History of Gilmanton
Written by: Daniel Lancaster
Published in 1845
In 1772, the annual town meeting was on the 12th of March at the house of Stephen Dudley. The article respecting the employing of a minister was again dismissed, it being understood that the Proprietors were to hire preaching for the first ten years.
Israel Farrar moved into town in March, also Edward Smith, John Marsh, Joseph Avery, Isaac Bachelder, James Folsom, Philip Paine, Lowel Sanborn, Benjamin Weeks and Elisha Weed, became inhabitants this year. The Proprietors at their meeting on the 17th of June, appointed Joseph Badger and Ebenezer Smith, Esqrs. and Antipas Gilman, their agents to prosecute in law the bonds of those settlers, who did not fulfill their engagement to settle.

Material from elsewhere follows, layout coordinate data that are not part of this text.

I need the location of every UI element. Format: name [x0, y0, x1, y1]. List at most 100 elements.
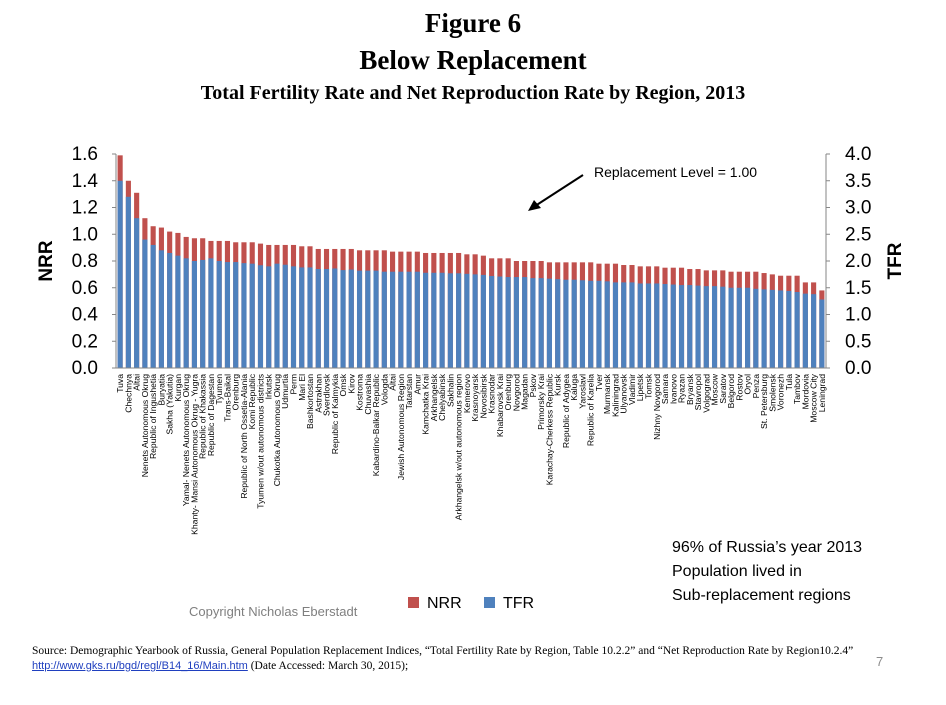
tfr-bar: [456, 273, 462, 368]
tfr-bar: [596, 280, 602, 368]
tfr-bar: [398, 271, 404, 368]
category-label: Orenburg: [231, 374, 241, 411]
category-label: Sakha (Yakutia): [165, 374, 175, 435]
left-tick-label: 0.6: [72, 278, 98, 299]
tfr-bar: [307, 267, 313, 368]
legend-swatch-nrr: [408, 597, 419, 608]
category-label: Primorsky Krai: [536, 374, 546, 430]
tfr-bar: [266, 266, 272, 368]
category-label: Smolensk: [767, 373, 777, 411]
category-label: Kaliningrad: [610, 374, 620, 417]
tfr-bar: [158, 250, 164, 368]
category-label: Tver: [594, 374, 604, 391]
tfr-bar: [530, 278, 536, 368]
category-label: Novosibirsk: [478, 373, 488, 418]
right-tick-label: 2.0: [845, 251, 871, 272]
tfr-bar: [282, 264, 288, 368]
category-label: Kamchatka Krai: [421, 374, 431, 435]
figure-label: Figure 6: [424, 8, 522, 38]
tfr-bar: [406, 271, 412, 368]
population-note: 96% of Russia’s year 2013 Population liv…: [672, 536, 862, 608]
category-label: Leningrad: [817, 374, 827, 412]
category-label: Republic of North Ossetia-Alania: [239, 374, 249, 499]
tfr-bar: [200, 259, 206, 368]
tfr-bar: [167, 252, 173, 368]
category-label: Jewish Autonomous Region: [396, 374, 406, 480]
tfr-bar: [497, 276, 503, 368]
category-label: Sverdlovsk: [322, 373, 332, 416]
tfr-bar: [373, 270, 379, 368]
category-label: Saratov: [718, 373, 728, 403]
category-label: Sakhalin: [445, 374, 455, 407]
category-label: Tuva: [115, 374, 125, 393]
tfr-bar: [612, 282, 619, 368]
category-label: Nizhny Novgorod: [652, 374, 662, 440]
tfr-bar: [142, 239, 148, 368]
tfr-bar: [150, 244, 156, 368]
tfr-bar: [431, 272, 437, 368]
category-label: Ulyanovsk: [619, 373, 629, 413]
note-line: 96% of Russia’s year 2013: [672, 539, 863, 556]
tfr-bar: [365, 270, 371, 368]
tfr-bar: [579, 280, 586, 368]
tfr-bar: [439, 272, 445, 368]
tfr-bar: [728, 287, 734, 368]
annotation-arrow: [531, 174, 584, 209]
tfr-bar: [794, 292, 800, 368]
tfr-bar: [348, 269, 354, 368]
annotation-box: [586, 160, 796, 184]
tfr-bar: [703, 286, 709, 368]
tfr-bar: [513, 277, 519, 368]
left-tick-label: 1.4: [72, 171, 99, 192]
category-label: Bashkortostan: [305, 374, 315, 429]
category-label: Arkhangelsk: [429, 373, 439, 421]
left-tick-label: 0.4: [72, 305, 99, 326]
note-line: Sub-replacement regions: [672, 587, 851, 604]
category-label: Kostroma: [355, 374, 365, 411]
category-label: Krasnodar: [487, 374, 497, 414]
legend-label-tfr: TFR: [503, 595, 534, 612]
tfr-bar: [654, 283, 660, 368]
tfr-bar: [753, 288, 759, 368]
left-tick-label: 0.0: [72, 358, 98, 379]
tfr-bar: [290, 266, 297, 368]
tfr-bar: [175, 255, 181, 368]
replacement-annotation: Replacement Level = 1.00: [594, 164, 757, 180]
category-label: Novgorod: [511, 374, 521, 411]
category-label: Kabardino-Balkar Republic: [371, 373, 381, 476]
left-tick-label: 1.2: [72, 198, 98, 219]
category-label: Vladimir: [627, 374, 637, 405]
tfr-bar: [257, 265, 264, 368]
tfr-bar: [315, 269, 321, 368]
category-label: Penza: [751, 374, 761, 399]
category-label: Yaroslavl: [577, 374, 587, 409]
tfr-bar: [538, 278, 544, 368]
category-label: Khabarovsk Krai: [495, 374, 505, 437]
category-label: Udmurtia: [280, 374, 290, 409]
category-label: Moscow: [710, 373, 720, 405]
tfr-bar: [134, 218, 140, 368]
tfr-bar: [117, 180, 123, 368]
category-label: Kirov: [346, 373, 356, 393]
tfr-bar: [480, 274, 486, 368]
tfr-bar: [249, 263, 255, 368]
category-label: Tyumen w/out autonomous districts: [255, 374, 265, 509]
tfr-bar: [356, 270, 363, 368]
chart-subtitle: Total Fertility Rate and Net Reproductio…: [200, 82, 746, 104]
legend-label-nrr: NRR: [427, 595, 462, 612]
right-tick-label: 3.0: [845, 198, 871, 219]
category-label: Chuvashia: [363, 374, 373, 415]
tfr-bar: [645, 283, 652, 368]
source-link[interactable]: http://www.gks.ru/bgd/regl/B14_16/Main.h…: [32, 660, 248, 672]
category-label: Perm: [289, 374, 299, 395]
source-text: Source: Demographic Yearbook of Russia, …: [32, 645, 854, 657]
right-tick-label: 0.0: [845, 358, 871, 379]
category-label: Nenets Autonomous Okrug: [140, 374, 150, 477]
left-tick-label: 0.8: [72, 251, 98, 272]
category-label: Omsk: [338, 373, 348, 396]
category-label: Oryol: [743, 374, 753, 395]
category-label: Republic of Dagestan: [206, 374, 216, 456]
category-label: Chukotka Autonomous Okrug: [272, 374, 282, 486]
tfr-bar: [802, 293, 808, 368]
tfr-bar: [447, 273, 453, 368]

The town had now been settled 10 years, and from this time immigration became very rapid and continued to increase until the commencement of the Revolutionary War.
The Proprietors voted to give Samuel Norris 30 acres of lot No. 3, fifth range, of 100 acres Upper Parish, as compensation for his share drawn, most of which was found to be in a pond. Voted to Joseph Badger the remainder of the same lot No. 3, as compensation for collecting the Province Road tax.